Intracytoplasmatic sperm injection (icsi) is nothing more than a complement to in-vitro fertilization (ivf). In icsi a single living sperm cell is introduced into the ovum with a micropipette. Through the microscope the analyst selects a suitably mobile sperm cell, gives it a tap on the tail so that it is stunned for a second, then picks it up with a pipette and injects it into the ovum. As a potential parent you naturally hope that a Rolls Royce sperm cell is picked up, but the fact remains that you are defying Charles Darwin. . . In icsi at least, processes that play a part in natural fertilization are bypassed. In con-
trast to ivf, icsi requires only one mobile sperm cell per ovum. In cases of azoospermia through obstruction, pesa is the most common technique: with obstruction the number of properly mobile sperm cells is highest in the head of the epididymis, with a production problem the chance of finding mobile sperm cells is greatest in the tail.

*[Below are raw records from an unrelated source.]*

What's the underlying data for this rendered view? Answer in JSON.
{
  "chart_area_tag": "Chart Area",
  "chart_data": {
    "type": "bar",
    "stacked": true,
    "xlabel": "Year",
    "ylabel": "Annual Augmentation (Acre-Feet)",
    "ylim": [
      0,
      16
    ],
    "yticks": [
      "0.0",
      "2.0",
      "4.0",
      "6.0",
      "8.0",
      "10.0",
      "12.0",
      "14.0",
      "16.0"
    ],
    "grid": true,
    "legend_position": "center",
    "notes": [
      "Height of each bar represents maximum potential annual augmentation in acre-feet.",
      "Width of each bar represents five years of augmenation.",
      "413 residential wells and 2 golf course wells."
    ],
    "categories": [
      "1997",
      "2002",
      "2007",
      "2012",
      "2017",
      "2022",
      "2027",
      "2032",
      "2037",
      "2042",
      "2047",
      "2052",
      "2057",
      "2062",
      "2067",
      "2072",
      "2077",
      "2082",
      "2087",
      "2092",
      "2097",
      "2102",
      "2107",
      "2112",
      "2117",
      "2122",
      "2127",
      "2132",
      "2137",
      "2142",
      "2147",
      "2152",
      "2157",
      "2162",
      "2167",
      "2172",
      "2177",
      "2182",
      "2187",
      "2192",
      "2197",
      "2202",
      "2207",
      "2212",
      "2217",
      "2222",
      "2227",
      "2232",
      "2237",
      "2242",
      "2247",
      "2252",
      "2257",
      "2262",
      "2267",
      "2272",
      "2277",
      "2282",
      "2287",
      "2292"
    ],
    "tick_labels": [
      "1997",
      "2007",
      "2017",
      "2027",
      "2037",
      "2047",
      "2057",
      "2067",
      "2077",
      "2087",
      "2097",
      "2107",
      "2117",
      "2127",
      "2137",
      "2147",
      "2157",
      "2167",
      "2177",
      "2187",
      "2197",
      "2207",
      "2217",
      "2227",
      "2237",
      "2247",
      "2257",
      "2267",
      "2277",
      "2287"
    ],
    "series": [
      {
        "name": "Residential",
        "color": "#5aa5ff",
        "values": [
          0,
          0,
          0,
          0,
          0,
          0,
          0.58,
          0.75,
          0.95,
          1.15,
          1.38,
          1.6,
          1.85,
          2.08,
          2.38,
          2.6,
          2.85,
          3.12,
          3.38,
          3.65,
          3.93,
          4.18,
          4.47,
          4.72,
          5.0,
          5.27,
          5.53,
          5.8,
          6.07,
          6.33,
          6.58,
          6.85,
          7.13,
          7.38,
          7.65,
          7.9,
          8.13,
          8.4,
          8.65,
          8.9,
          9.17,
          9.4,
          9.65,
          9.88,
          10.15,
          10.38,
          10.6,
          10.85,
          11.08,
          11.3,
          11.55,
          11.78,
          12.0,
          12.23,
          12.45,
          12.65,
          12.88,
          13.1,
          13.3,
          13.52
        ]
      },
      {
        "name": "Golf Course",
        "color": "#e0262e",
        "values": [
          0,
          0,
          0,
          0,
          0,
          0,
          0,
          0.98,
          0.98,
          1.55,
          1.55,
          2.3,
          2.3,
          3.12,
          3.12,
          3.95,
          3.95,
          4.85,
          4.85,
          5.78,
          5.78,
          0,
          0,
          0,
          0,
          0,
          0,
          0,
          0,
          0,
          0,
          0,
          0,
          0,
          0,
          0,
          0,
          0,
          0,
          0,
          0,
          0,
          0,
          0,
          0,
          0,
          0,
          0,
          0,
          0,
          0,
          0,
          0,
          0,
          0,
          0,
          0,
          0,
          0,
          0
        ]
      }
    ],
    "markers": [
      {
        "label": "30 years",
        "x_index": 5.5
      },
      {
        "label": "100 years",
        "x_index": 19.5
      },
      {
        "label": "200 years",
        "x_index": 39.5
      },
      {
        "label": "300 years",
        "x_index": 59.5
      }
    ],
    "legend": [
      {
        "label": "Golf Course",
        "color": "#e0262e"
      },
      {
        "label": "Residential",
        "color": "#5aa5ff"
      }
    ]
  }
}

In pesa a needle is inserted into the epididymis under local anaesthetic and withdrawn as suction continues. The needle is connected to a syringe via a tube, which is then injected with growing medium so that the content can be assessed by an analyst for the number of mobile sperm cells. This procedure can be repeated several times in a session. Usually one starts on the side of the larger testicle, and if the count is low one can try the other side.
In a tese treatment sperm cells are taken from the testicle itself, and subsequently sperm cells are extracted in a laboratory from the section of testicular tissue removed. This has the advantage that a section of testicular tissue can immediately be obtained for the Johnsen score.
The treatment of fertility problems is generally felt to be very onerous. There are many stressful events, including (for women) daily hormone injections, blood samples, and diagnostic procedures such as exploratory operations, and masturbating to order and ‘epididymal sperm aspiration’ in men. Intercourse tends to become reproduction – led, potentially placing the desire for sex under pressure. In addition there is the situation of being constantly tossed back and forth between hope and fear. It becomes particularly burdensome when one wants to keep treatments secret from family, friends and colleagues. Taking time off work without letting colleagues in on the secret necessarily involves some fibbing.